TH‐A‐103‐08: System Optimization of Spectral Breast CT Based On An Energy‐Resolved Photon‐Counting Si Strip Detector: A Simulation Study

Purpose: To determine the optimal design parameters for a high resolution spectral breast CT system based on an energy‐resolved photon counting Si strip detector for breast imaging. Methods: A simulation package was developed for a spectral breast CT system. The focal spot size (100 to 300 μm), magnification (1.1 to 1.4), motion blurring and detector pixel size (intrinsic pixel pitch and 4×4 pixel binning) were considered to optimize the system design. Simulations were conducted using single slice fan beam geometry at 60 kVp with 2 mm Al filter. The system modulation transfer functions (MTFs) were calculated from reconstructed image of a 10 μm diameter tungsten wire. The performance of the system with optimal design parameters was evaluated with a simulated breast phantom. A 14 cm diameter cylindrical phantom made of breast tissue with 20% glandularity was used to simulate an average‐sized breast. The soft tissue lesions and microcalcifications were simulated with spheres of glandular tissues (1,2, and 4 mm in diameter) and hydroxyapatite (100 to 250 μm in diameter), respectively. Results: The spatial frequencies at 10 % of the maximum MTF was calculated to be 1.6 lp/mm and 6.4 lp/mm with and without a 4 x 4 pixel binning, respectively. The optimal system magnification was estimated to be 1.2. There was minimal improvement in system MTF when the x‐ray tube focal spot size was changed from 300 to 100 μm.
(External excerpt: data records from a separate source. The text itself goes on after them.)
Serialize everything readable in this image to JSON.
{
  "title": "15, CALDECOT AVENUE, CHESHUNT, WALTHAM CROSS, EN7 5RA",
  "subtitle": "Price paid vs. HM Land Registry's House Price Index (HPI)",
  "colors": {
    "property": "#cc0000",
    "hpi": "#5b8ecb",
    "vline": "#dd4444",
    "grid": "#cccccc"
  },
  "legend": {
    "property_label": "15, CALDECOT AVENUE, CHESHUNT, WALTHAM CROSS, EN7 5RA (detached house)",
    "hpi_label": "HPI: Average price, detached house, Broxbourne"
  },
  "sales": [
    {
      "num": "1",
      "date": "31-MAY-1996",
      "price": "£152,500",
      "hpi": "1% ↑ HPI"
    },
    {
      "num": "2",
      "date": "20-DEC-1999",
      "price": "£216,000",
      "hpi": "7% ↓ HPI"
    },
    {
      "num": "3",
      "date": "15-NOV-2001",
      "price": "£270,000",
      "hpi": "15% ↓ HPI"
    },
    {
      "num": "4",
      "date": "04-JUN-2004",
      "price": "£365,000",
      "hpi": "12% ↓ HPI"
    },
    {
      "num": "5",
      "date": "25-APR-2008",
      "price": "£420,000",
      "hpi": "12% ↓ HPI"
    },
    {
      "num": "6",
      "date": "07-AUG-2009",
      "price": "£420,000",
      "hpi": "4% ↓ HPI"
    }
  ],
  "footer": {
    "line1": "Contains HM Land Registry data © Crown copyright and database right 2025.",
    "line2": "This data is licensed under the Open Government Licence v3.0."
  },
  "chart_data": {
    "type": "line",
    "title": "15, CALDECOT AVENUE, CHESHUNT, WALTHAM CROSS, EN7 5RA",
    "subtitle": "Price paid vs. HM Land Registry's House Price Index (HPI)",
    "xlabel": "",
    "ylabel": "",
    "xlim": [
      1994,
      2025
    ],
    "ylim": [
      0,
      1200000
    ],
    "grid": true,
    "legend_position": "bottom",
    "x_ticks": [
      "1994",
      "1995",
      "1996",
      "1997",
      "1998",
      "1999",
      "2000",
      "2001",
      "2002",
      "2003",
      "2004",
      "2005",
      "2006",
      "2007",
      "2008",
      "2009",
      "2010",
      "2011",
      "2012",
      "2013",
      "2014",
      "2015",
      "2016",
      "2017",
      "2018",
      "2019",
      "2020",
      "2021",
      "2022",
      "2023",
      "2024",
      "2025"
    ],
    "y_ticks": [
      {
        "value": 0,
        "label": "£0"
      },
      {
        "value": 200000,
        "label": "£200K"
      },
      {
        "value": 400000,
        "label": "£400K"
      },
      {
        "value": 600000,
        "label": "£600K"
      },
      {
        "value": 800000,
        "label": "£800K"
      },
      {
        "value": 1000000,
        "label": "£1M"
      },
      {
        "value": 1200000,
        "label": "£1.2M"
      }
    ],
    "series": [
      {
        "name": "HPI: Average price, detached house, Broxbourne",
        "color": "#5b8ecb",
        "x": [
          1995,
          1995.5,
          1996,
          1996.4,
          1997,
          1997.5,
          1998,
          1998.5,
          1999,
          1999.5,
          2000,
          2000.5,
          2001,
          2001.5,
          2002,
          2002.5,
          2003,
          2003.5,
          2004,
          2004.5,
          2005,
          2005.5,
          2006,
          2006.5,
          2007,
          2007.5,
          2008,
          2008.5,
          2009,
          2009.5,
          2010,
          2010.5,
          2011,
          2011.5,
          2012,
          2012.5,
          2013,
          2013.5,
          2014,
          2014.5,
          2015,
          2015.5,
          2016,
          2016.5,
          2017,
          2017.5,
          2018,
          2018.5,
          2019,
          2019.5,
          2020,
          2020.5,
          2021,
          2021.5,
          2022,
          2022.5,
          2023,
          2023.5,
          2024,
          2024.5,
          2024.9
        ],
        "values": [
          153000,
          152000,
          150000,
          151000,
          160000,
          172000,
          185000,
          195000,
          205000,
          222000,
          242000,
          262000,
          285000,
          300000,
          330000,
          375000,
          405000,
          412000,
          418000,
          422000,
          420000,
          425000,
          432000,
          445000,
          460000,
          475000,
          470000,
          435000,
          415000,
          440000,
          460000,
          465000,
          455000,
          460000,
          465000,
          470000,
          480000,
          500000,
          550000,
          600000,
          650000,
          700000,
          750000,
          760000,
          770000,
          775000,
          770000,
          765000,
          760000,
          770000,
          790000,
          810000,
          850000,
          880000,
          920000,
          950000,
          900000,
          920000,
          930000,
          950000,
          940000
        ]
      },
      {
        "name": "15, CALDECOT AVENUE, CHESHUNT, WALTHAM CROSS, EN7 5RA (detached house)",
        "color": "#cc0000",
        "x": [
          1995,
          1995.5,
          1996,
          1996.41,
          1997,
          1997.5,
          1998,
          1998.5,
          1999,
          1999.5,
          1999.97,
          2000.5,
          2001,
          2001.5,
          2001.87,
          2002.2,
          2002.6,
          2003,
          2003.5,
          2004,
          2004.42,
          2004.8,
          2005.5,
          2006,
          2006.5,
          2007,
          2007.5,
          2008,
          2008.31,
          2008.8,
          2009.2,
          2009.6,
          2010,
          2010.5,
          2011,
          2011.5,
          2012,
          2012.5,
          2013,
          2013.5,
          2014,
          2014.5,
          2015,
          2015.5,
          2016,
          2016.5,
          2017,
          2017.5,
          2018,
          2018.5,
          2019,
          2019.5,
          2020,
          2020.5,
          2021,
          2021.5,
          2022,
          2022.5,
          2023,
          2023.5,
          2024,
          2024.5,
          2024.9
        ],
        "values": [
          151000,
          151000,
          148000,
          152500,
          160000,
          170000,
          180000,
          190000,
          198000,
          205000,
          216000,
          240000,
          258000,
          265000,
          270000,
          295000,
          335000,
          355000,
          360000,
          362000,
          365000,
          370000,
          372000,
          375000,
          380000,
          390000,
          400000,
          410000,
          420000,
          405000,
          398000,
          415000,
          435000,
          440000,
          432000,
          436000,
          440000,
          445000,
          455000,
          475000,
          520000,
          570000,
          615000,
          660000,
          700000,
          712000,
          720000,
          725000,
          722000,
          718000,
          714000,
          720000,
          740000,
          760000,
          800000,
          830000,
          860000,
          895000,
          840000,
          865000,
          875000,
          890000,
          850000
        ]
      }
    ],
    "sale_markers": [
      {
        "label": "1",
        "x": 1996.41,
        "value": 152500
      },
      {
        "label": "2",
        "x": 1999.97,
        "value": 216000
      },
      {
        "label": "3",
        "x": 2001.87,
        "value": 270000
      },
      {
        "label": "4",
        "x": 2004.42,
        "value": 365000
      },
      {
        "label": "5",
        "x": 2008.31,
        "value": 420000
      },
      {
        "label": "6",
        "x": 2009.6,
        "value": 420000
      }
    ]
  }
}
In the simulated breast phantom image, 100 μm microcalcifications can be clearly identified and the soft tissue contrast‐to‐noise ratio was improved with separate image processing, where 4×4 pixel binning was used at a dose level of 6 mGy. Conclusion: The simulation results show that the proposed system can potentially detect micro‐calcifications and soft tissue lesions with a dose level equivalent to that of a standard two‐view mammography.